The lack of new peaks or changes in peak heights in the chromatograms generated by HPLC-PDA analysis suggest that unexpected metabolism of Trp does not occur in OASA1D rice lines. This is a favourable phenotype from the viewpoint of metabolic engineering because it may support the substantial equivalence of the transgenic lines. A possible explanation for the stability of Trp metabolism in OASA1D rice lines is the isolation of Trp in the compartment where biochemical processes are relatively inactive.
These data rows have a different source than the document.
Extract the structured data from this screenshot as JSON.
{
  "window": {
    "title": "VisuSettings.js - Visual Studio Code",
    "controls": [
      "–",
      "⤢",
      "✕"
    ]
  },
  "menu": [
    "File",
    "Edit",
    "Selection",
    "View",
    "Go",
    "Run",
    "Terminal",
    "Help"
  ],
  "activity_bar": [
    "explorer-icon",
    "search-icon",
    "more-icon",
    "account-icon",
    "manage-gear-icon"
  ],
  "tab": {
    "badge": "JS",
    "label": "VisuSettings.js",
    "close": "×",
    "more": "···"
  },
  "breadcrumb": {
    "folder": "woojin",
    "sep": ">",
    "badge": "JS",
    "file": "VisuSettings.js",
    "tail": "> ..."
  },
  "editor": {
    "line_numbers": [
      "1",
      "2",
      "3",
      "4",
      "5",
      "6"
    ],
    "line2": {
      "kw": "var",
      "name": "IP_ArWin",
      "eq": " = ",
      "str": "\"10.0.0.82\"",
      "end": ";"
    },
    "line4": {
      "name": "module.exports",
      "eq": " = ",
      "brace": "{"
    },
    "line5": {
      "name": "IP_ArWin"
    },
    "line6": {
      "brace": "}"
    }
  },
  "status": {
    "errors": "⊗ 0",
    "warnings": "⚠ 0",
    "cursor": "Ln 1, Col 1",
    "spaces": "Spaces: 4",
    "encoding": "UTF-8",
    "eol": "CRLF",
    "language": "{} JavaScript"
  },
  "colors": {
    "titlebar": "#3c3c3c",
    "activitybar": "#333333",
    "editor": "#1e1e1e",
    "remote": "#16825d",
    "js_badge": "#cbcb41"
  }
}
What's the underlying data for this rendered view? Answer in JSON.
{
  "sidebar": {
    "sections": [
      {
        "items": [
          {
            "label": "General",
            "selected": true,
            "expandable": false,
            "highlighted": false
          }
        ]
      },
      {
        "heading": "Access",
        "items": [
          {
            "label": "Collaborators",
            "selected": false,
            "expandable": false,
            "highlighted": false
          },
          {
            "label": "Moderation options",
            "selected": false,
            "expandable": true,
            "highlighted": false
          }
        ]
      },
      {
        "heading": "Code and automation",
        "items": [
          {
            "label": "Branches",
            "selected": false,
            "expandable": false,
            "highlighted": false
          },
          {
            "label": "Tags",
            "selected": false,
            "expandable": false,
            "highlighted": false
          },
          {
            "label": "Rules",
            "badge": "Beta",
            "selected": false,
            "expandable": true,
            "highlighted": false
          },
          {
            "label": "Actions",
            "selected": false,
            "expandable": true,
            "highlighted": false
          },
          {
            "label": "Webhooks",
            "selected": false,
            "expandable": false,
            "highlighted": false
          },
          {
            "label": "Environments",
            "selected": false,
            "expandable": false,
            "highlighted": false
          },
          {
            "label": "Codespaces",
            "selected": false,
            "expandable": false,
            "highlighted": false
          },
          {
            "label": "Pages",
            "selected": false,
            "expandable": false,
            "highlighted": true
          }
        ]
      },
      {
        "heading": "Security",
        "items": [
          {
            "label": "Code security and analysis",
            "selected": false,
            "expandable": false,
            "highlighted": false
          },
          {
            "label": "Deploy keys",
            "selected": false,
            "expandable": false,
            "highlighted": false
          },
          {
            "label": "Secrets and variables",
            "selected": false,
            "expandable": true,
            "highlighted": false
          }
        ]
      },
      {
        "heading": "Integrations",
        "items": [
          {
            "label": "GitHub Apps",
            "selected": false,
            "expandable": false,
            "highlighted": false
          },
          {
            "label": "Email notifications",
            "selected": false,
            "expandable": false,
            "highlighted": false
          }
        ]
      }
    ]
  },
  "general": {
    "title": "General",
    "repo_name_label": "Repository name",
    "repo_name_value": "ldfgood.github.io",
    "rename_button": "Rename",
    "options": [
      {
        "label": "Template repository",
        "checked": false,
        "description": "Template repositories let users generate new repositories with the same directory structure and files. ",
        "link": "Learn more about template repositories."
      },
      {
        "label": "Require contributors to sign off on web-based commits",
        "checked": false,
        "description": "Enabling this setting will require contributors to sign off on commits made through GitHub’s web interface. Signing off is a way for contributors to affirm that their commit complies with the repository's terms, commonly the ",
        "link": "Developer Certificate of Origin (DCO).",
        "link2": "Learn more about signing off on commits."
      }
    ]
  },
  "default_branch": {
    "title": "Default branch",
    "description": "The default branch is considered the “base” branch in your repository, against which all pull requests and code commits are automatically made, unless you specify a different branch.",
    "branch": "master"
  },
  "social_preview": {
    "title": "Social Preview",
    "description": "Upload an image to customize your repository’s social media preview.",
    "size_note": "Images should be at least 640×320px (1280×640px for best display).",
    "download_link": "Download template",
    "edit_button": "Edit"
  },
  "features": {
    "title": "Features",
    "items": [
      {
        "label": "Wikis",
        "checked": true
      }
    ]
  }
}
Although the function of vacuoles in amino acid storage has not been clarified, putative amino acid transporters have been shown to be localized in the vacuolar membrane (Su et al., 2004).
Decarboxylation of Trp by Trp decarboxylases (Facchini et al., 2000) and N-hydroxylation coupled with decarboxylation by cytochrome P450 enzymes (Hull et al., 2000; Mikkelsen et al., 2000) are two well-characterized reactions leading to Trp-derived secondary metabolites in plants. As the presence of tryptamine (Ueno et al., 2003) and melatonin (Hattori et al., 1995) indicates that the decarboxylation process is indeed active in rice at least under certain physiological conditions, the amounts of tryptamine-derived secondary metabolites were measured. The amounts of tryptamine and serotonin were slightly increased in the transgenic lines; however, the magnitudes of increase were quite small in comparison with that of Trp. The respective increases in the amounts of tryptamine and serotonin in HW1 seedlings were only 0.06% and 0.7% of the Trp levels, suggesting the strict regulation of the secondary metabolism at the first committed step. Similarly, supplemental Trp only slightly increased the accumulation of tryptamine in Cinchona ledgeriana seedlings (Aerts et al., 1990). More importantly, these results suggest that, in addition to the insensitivity to negative feedback regulation of the OASA1D mutant, the apparent low sensitivity of Trp decarboxylase to high substrate (Trp) levels may be a reason for the underutilization of Trp in in vitro grown rice seedlings.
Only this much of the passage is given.